Copies of the painting are ubiquitous on the island. The image greets visitors at the entrance to the Byzantine Museum of Chios, housed in a former Ottoman mosque, and at the Massacre of Chios Museum at the Monastery of Agios Minas. In 2021, when Greece celebrated its bicentennial, Delacroix’s suffering figures were projected on buildings across the country. It is reprinted in Chios guidebooks and the brochure “Memories of Centuries Past,” a municipal campaign to commemorate both the 1822 massacre and the 1922 Asia Minor catastrophe and burning of Smyrna, a second tragic Greek anniversary I will discuss in my next dispatch.

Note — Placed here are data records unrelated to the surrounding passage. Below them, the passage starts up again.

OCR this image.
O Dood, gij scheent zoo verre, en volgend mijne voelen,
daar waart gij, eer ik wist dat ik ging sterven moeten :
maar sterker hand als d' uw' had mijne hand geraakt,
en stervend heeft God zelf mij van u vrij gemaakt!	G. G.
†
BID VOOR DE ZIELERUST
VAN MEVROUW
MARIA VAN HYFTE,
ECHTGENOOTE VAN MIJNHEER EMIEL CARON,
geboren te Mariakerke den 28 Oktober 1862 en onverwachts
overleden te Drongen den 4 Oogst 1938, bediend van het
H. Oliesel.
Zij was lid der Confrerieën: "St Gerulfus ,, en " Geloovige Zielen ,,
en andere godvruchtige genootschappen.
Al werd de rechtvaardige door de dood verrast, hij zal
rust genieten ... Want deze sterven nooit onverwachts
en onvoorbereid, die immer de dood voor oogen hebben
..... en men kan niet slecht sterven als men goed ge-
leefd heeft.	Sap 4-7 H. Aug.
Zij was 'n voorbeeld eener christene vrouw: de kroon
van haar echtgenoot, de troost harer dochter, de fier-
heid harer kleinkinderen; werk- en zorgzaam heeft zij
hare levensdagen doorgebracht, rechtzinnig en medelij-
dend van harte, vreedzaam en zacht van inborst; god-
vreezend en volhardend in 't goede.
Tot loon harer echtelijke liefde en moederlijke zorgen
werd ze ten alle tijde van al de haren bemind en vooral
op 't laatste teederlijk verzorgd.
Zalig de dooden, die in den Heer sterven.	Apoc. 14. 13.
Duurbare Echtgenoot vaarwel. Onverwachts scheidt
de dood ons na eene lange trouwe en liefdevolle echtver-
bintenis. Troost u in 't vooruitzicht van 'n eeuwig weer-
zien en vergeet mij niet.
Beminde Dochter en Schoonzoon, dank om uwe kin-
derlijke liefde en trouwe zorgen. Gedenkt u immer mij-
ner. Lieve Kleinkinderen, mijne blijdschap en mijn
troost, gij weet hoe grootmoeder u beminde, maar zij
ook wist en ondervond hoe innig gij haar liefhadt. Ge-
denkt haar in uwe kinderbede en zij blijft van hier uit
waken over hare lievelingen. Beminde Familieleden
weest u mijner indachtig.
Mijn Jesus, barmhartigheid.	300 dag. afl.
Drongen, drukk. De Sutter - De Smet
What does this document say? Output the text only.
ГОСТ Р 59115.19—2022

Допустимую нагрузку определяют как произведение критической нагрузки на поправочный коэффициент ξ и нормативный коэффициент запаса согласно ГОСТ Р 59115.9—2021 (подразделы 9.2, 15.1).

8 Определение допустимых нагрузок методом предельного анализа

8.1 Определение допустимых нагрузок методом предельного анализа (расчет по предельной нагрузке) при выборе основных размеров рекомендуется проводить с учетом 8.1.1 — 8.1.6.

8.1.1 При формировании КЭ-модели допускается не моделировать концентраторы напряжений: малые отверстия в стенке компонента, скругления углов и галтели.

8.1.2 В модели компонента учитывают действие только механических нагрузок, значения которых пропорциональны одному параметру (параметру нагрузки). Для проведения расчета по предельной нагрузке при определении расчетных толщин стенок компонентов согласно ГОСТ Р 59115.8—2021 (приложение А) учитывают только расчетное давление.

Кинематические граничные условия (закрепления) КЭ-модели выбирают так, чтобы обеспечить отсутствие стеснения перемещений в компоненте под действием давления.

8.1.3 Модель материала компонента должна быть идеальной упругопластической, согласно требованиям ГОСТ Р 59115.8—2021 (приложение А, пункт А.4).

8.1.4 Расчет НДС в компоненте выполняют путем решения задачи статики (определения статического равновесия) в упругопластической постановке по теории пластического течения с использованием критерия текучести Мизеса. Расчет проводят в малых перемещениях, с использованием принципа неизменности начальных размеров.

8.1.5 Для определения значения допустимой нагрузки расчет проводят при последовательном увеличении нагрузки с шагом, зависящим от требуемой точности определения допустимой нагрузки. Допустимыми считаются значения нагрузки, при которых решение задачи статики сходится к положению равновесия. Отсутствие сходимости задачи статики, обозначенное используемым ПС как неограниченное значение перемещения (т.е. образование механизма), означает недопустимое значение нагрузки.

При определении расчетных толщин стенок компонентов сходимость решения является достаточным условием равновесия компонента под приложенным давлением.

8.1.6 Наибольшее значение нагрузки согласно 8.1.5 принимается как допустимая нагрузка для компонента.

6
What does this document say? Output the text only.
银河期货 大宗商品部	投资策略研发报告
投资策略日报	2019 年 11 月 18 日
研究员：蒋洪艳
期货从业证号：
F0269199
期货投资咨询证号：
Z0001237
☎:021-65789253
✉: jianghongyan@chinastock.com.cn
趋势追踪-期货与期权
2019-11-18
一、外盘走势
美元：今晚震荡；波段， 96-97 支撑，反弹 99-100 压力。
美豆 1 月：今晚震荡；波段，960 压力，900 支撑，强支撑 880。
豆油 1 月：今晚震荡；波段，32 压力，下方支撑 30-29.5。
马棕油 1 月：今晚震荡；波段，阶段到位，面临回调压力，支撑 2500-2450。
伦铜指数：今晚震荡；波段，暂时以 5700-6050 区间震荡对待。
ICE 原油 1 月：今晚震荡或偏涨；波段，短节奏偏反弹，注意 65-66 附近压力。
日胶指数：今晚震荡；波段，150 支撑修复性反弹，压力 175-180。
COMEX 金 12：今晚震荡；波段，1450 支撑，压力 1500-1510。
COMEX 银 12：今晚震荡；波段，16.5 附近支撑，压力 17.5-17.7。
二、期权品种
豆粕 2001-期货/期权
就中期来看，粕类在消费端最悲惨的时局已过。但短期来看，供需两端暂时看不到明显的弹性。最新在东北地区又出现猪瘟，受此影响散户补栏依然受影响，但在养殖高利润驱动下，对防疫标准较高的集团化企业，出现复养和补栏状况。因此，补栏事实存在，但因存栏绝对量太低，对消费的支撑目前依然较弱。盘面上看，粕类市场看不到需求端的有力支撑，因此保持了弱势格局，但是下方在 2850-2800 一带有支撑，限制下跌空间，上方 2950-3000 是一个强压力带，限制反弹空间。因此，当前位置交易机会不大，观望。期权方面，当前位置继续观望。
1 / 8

As Olympoi’s participants in the relay, four other young people and I wore white jerseys with Delacroix’s painting printed on the back. We gathered along the road at the village entrance to welcome runners carrying the torch from the neighboring settlement of Pyrgi. The cultural association had set up a small table offering water, melomakárona cookies and soumáda, a sweet drink made from almond syrup. The president and vice president wore traditional costumes to mark the occasion. Over three days, the torch would pass through every village on the island, from the mountainous north to the dry, mastic-producing south.
As we ran along the route Maria and I had practiced twice that morning, I wondered, what other event could inspire such island-wide participation? In the face of escalating tensions with Turkey, a relay honoring victims of the massacre seems to have struck a communal chord.
At its nearest point, Chios sits only 3.5 nautical miles from Turkey’s western coast. Day or night, the opposite coast, with its wind turbines and blinking red lights, remains present on the horizon. The author Giannis Makridakis described in a blog post the special term Chians use for the land across the strait. “For those of us who grew up on the island, when we say or hear or read the word apénanti, [meaning ‘across, opposite,’] our mind automatically goes to the Turkish coast,” he wrote. “It’s more than a synonym. Apénanti means Turkey and [the town of] Cesme.”
Apénanti is a relational term, changing depending upon the speaker. It can mean “opposite” but also “opposing,” and it seems to capture how Chios’s neighbors are simultaneously close and just out of reach. For many Chians, the word has an additional resonance: It is the homeland lost 100 years ago when Turkey gained its independence in the Greco-Turkish War and expelled their ancestors from Asia Minor. Some, like tour guide Thomas Karamouslis, see the current borders as “artificial.” Gazing across the water, he told me, “these coasts have been held together much longer than they’ve been held apart.”
After nearly four centuries of Ottoman occupation, what Greeks call Tourkokratía or “Turkish rule,” relations between Greece and Turkey have been acrimonious and at times bloody. Although they are NATO allies, the two countries have long argued over maritime and airspace boundaries, hydrocarbon exploration rights and Turkey’s occupation of northern Cyprus.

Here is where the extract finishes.